Il est dû à des actions très complexes que nous n’indiquerons pas. On l’évite le plus souvent en augmentant la proportion des pommes acides dans les mélanges de variétés employées pour la fabrication du cidre, en ne laissant pas trop longtemps la pulpe, les marcs et les jus au contact de l’air. Lorsqu’on s’aperçoit que le cidre noircit, on ajoute une dose de 30 g à 50 g d’acide tartrique ou d’acide citrique par hectolitre.

Le verdissement (Coloration vert olive)

Il est dû à une combinaison du tanin du cidre avec des sels de fer apportés accidentellement pendant le travail (emploi de broyeurs mal nettoyés d’outils ou d’instruments en fer laissés en contact prolongé avec la pulpe ou le jus). Pour prévenir le verdissement on lave les fruits souillés de terre et de matières organiques. On ne laisse pas trop longtemps les pulpes à l’air et on évite surtout le contact prolongé d’instruments ou de matériel en fer avec les pulpes.

Les marcs et les jus de pommes

Le traitement curatif du verdissement consiste à acidifier le cidre à la dose de 25 à 30 g d’acide tartrique ou d’acide citrique par hectolitre. La maladie de la graisse est due à un microbe qui rend les cidres filants, graisseux. ceux-ci coulent comme de l’huile. Le traitement consiste à ajouter au cidre, après l’avoir fouetté vigoureusement, une solution au tanin (de 10 à 15 g de tanin par hectolitre de cidre). On soutire huit jours après.

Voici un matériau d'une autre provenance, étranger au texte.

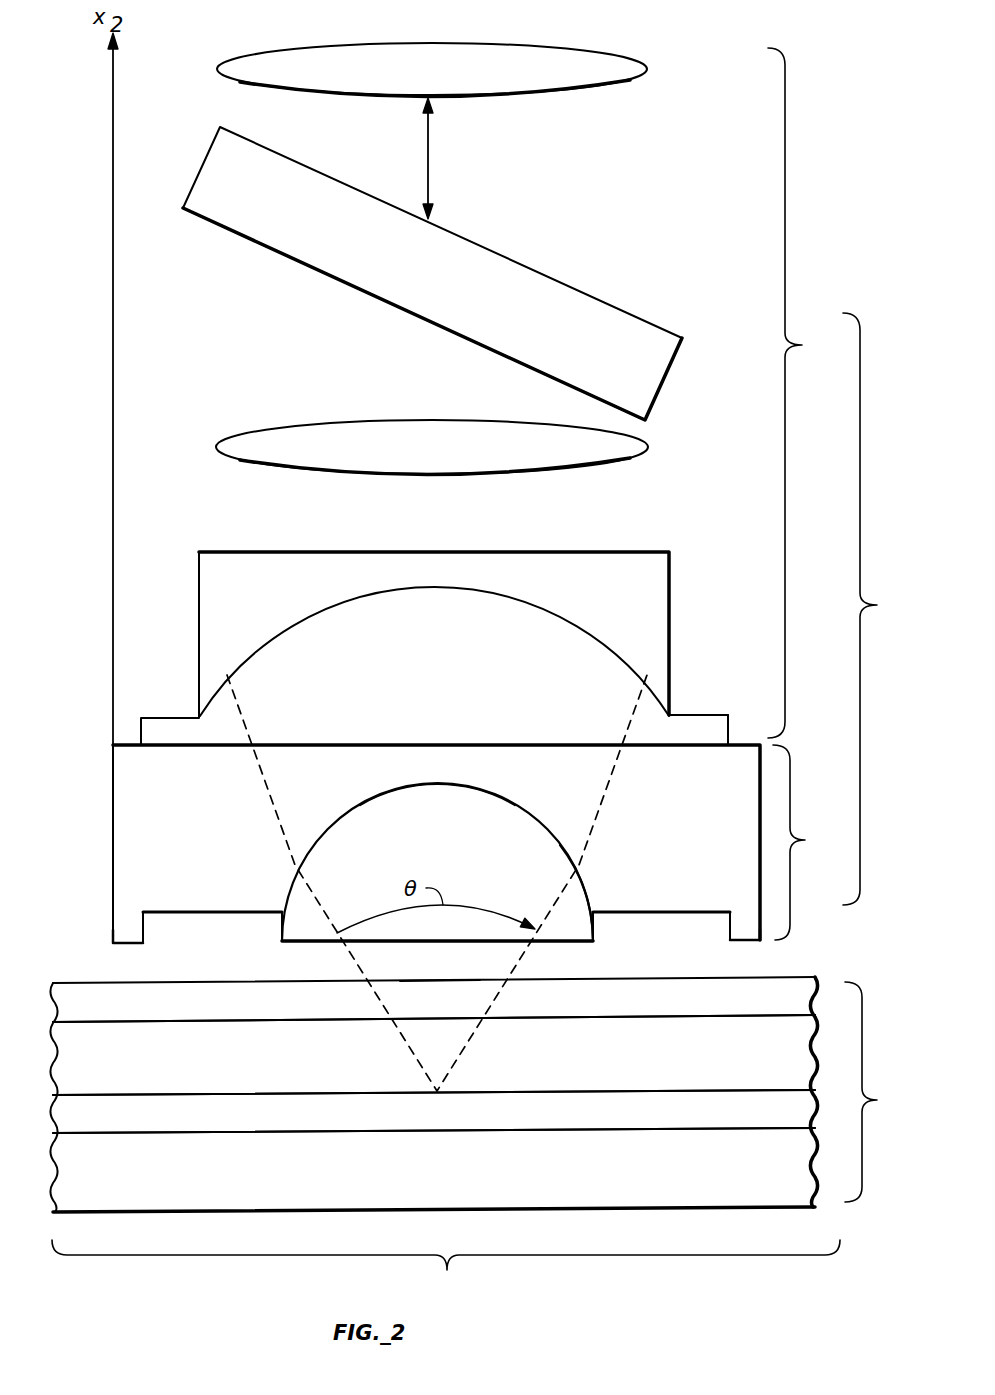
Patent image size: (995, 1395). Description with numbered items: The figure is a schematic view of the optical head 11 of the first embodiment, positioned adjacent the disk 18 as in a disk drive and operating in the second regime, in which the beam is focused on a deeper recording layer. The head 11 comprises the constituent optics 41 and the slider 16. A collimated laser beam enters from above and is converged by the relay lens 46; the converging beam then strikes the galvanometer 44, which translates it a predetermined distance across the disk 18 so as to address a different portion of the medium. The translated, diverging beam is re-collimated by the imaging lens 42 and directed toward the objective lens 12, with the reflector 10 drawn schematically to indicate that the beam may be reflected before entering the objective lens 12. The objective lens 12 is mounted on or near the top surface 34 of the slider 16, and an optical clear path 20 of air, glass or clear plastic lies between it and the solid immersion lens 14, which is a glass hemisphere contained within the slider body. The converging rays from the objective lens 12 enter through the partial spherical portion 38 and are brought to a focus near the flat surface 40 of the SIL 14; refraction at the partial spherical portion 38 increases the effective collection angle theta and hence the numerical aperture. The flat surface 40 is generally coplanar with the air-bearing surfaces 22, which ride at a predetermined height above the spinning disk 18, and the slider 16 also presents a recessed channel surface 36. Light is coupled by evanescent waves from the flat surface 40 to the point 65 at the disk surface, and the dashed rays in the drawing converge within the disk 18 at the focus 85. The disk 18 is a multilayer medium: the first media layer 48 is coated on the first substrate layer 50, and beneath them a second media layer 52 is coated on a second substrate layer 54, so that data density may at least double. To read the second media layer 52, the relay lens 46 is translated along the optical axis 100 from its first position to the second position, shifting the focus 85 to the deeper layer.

The reflector 10 is at (669, 592).
The objective lens 12 is at (628, 655).
The solid immersion lens (SIL) 14 is at (452, 841).
The slider 16 is at (479, 844).
The disk 18 is at (484, 1123).
The optical clear path 20 is at (452, 778).
The air-bearing surfaces 22 is at (130, 948).
The top surface 34 is at (750, 743).
The channel surface 36 is at (218, 918).
The partial spherical portion 38 is at (580, 886).
The flat surface 40 is at (555, 942).
The constituent optics 41 is at (804, 393).
The imaging lens 42 is at (585, 466).
The galvanometer 44 is at (583, 292).
The relay lens 46 is at (585, 88).
The first media layer 48 is at (769, 1006).
The first substrate layer 50 is at (769, 1065).
The second media layer 52 is at (769, 1120).
The second substrate layer 54 is at (769, 1180).
The focal point on disk surface 65 is at (437, 980).
The focal point 85 is at (436, 1092).
The optical axis 100 is at (430, 165).
The head 11 is at (878, 609).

Les cidres et les règlements

Le mot cidre, appliqué à une boisson dans le commerce, désigne la boisson provenant exclusivement de la fermentation du jus de pommes fraîches ou d’un mélange de pommes et de poires fraîches, extrait avec ou sans addition d’eau potable (règlement du 28 juillet 1908, modifié par ceux du 20 août 1930 et du 24 septembre 1933). La dénomination cidre pur jus s’applique aux cidres n’ayant subi, au cours de leur fermentation, aucune addition d’eau.

Cidres et Poirés

Les boissons obtenues par la fermentation de poires fraîches se partagent en Poirés et en Poirés pur jus, suivant les mêmes règles (référence aux décrets ci-dessus). Les cidres et les poirés doivent avoir un minimum d’alcool de 4 degrés. Au-dessous de ce titre, les boissons en question ne peuvent plus s’appeler que boisson de pommes, boisson de poires ou, si l’on veut préciser (par des expressions synonymes génériques précédentes). Boisson de pommes fraiches, boisson de poires fraiches. Si des pommes sèches ou des poires sèches ont été utilisées, la boisson obtenue ne peut être dénommée que boisson de pommes sèches ou boisson de poires sèches…

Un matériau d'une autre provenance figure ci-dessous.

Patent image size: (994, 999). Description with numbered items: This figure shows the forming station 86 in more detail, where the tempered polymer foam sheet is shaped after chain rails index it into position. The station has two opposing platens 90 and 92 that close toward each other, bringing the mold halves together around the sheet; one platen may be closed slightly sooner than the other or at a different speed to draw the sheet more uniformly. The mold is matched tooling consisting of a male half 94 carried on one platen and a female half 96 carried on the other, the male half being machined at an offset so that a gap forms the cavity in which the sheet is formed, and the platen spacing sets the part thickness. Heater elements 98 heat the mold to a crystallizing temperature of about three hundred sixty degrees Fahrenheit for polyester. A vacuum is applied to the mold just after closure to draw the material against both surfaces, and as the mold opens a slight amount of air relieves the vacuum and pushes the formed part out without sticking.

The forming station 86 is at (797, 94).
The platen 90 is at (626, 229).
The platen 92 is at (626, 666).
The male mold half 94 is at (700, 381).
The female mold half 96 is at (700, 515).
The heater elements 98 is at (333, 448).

Quelle que soit la catégorie, quand le cidre (ou le poirée) est annoncé comme cidre breton ou cidre de Normandie, Il doit provenir soit de la région bretonne, soit de la région normande.

Cidres mousseux

On trouve dans le commerce beaucoup de cidres et de poirés mousseux. Ils sont obtenus soit par un prolongement de la fermentation alcoolique, soit par addition d’acide carbonique. Lorsqu’ils sont obtenus par effervescence résultant d’une prolongation de la fermentation alcoolique, ils doivent être vendus sous la seule dénomination de cidre mousseux ou de poiré mousseux. Lorsque l’effervescence d’un cidre ou d’un poiré est produite, même partiellement, par l’addition d’acide carbonique, il n ‘est pas interdit d’employer dans sa dénomination le mot mousseux, mais à la condition qu’il soit accompagné du terme fantaisie ou d’un qualificatif différenciant ce cidre ou ce poiré de ceux qui sont prévus ci-dessus. Toujours d’après les décrets, le terme fantaisie doit être imprimé en caractères identiques à cidre mousseux.